A. はい。股関節と同様に、軟骨が残っている場合には薬や注射を使いながら保存的治療から始めます。理学療法士が歩き方をチェックし、日常生活で負担のかからない動作を指導するほか、膝関節周辺の筋力を鍛える運動療法を行います。
保存的治療に効果がない方には手術も検討します。軟骨が残っており、変形が少なく、正座をしたい、スポーツに復帰したいという方には、脛骨の骨を切って角度を変えて荷重を調整する骨切り術(こつきりじゅつ)を行うことがあります。また、軟骨が消失しており、変形の程度が強い方は人工関節置換術の適応になります。O脚やX脚を矯正し、膝の痛みを取り除いて歩きやすくするという手術です。
【合併症についてなど】
Q. 手術で考えられる合併症と、先生が取られている対策について教えてください。
A. ばい菌感染やエコノミークラス症候群と呼ばれる深部静脈血栓症、術中骨折などが考えられます。まず、当院では手術はクリーンルームで行い、手術時間を短くすることで感染を防いでいます。次に、深部静脈血栓症は長期間脚を動かさないことで起こりますから、術後は早期にリハビリを始めることで予防しています。術中骨折は、骨が弱い方は骨折が少ないインプラントの選択や骨粗鬆症の治療も行うことで対応しています。
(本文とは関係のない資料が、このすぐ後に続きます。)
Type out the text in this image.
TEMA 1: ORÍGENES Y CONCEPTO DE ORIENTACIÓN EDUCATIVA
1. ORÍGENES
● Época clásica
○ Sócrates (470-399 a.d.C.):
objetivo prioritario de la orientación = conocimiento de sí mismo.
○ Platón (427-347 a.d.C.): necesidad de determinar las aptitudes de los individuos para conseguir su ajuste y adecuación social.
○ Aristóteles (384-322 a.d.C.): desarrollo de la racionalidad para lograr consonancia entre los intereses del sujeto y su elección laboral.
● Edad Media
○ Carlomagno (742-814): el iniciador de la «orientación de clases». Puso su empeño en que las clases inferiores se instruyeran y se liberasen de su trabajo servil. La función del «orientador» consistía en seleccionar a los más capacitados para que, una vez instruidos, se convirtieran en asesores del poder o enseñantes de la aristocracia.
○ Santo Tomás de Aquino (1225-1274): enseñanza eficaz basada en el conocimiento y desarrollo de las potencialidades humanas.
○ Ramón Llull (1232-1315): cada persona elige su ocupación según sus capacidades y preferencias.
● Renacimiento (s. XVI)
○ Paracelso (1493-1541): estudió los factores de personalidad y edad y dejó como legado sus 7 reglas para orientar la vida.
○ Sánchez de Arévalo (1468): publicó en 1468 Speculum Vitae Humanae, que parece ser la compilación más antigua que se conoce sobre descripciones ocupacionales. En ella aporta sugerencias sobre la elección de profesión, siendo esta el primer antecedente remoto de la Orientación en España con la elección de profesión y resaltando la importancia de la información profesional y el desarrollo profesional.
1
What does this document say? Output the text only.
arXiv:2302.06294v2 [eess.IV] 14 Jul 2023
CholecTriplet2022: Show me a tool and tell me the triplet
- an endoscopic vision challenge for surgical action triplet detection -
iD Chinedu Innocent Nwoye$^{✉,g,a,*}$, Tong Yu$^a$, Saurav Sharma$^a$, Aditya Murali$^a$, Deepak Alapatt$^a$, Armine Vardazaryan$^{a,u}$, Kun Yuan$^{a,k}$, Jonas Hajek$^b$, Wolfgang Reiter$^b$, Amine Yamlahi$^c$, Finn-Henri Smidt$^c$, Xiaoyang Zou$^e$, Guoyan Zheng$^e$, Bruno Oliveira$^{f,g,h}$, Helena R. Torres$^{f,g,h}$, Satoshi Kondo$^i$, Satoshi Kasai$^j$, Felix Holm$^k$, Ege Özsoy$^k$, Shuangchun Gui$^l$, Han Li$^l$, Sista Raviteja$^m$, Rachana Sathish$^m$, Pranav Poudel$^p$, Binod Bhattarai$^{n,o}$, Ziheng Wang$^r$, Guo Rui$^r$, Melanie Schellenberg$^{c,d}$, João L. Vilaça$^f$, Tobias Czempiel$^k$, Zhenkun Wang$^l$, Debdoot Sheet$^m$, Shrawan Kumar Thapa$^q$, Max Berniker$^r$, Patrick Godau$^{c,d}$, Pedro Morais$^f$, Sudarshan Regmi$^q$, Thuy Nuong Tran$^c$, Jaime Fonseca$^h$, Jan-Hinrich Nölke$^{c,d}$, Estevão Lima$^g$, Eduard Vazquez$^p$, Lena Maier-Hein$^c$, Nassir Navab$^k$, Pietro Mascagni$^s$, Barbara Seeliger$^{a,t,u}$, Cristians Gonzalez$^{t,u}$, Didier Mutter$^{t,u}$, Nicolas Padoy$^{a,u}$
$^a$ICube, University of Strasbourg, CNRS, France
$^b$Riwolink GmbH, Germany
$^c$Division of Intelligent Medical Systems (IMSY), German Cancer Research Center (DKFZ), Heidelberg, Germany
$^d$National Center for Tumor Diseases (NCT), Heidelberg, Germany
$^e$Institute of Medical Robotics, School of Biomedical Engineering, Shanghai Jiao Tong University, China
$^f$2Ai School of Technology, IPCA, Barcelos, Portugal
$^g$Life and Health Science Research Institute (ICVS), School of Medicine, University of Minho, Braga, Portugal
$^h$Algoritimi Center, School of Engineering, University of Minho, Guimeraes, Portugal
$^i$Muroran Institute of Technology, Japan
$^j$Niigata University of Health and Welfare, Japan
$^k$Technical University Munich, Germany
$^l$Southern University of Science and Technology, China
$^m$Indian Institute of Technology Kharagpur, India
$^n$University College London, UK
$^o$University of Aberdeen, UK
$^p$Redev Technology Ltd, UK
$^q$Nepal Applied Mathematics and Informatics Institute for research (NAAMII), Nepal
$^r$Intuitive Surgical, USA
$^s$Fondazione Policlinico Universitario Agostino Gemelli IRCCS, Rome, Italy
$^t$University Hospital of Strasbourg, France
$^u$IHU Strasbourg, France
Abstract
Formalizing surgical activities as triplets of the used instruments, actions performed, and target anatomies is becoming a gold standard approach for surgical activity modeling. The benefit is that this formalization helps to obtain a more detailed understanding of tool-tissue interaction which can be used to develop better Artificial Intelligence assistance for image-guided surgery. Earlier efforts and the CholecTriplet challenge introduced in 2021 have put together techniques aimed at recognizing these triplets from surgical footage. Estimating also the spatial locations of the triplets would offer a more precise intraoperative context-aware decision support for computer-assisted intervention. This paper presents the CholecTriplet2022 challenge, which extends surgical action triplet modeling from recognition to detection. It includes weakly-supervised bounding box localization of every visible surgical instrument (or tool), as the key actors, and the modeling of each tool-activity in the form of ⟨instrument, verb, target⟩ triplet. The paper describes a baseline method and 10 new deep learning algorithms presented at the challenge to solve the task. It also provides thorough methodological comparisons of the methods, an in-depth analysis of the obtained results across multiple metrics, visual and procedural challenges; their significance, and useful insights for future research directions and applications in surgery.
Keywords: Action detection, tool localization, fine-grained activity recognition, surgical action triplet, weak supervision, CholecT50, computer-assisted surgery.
Q. 治療にあたって先生が心がけておられることはありますか?
A. 保存的治療を最優先に、患者さん一人ひとりのライフスタイルや状況に応じて治療していくことです。手術になった場合、患者さんに合わせて手術の計画や、術後の計画を立てるようにしています。
Q. 関節の痛みに悩んでいる方へメッセージをお願いします。
A. 関節の痛みには、状態やライフワークに合わせた治療法がありますので、まずは関節を専門にしている整形外科を受診し、症状に応じた治療を行っていただくとよいでしょう。
Q. 最後に患者さんへのメッセージをお願いいたします。
リモート取材日:2024.10.2
*本文、および動画で述べられている内容は医師個人の見解であり、特定の製品等の推奨、効能効果や安全性等の保証をするものではありません。また、内容が必ずしも全ての方にあてはまるわけではありませんので詳しくは主治医にご相談ください。
先生からのメッセージ
患者さんのライフスタイルに合った治療法を選択します。手術は身体に負担の少ない術式で早期の社会復帰を目標としています。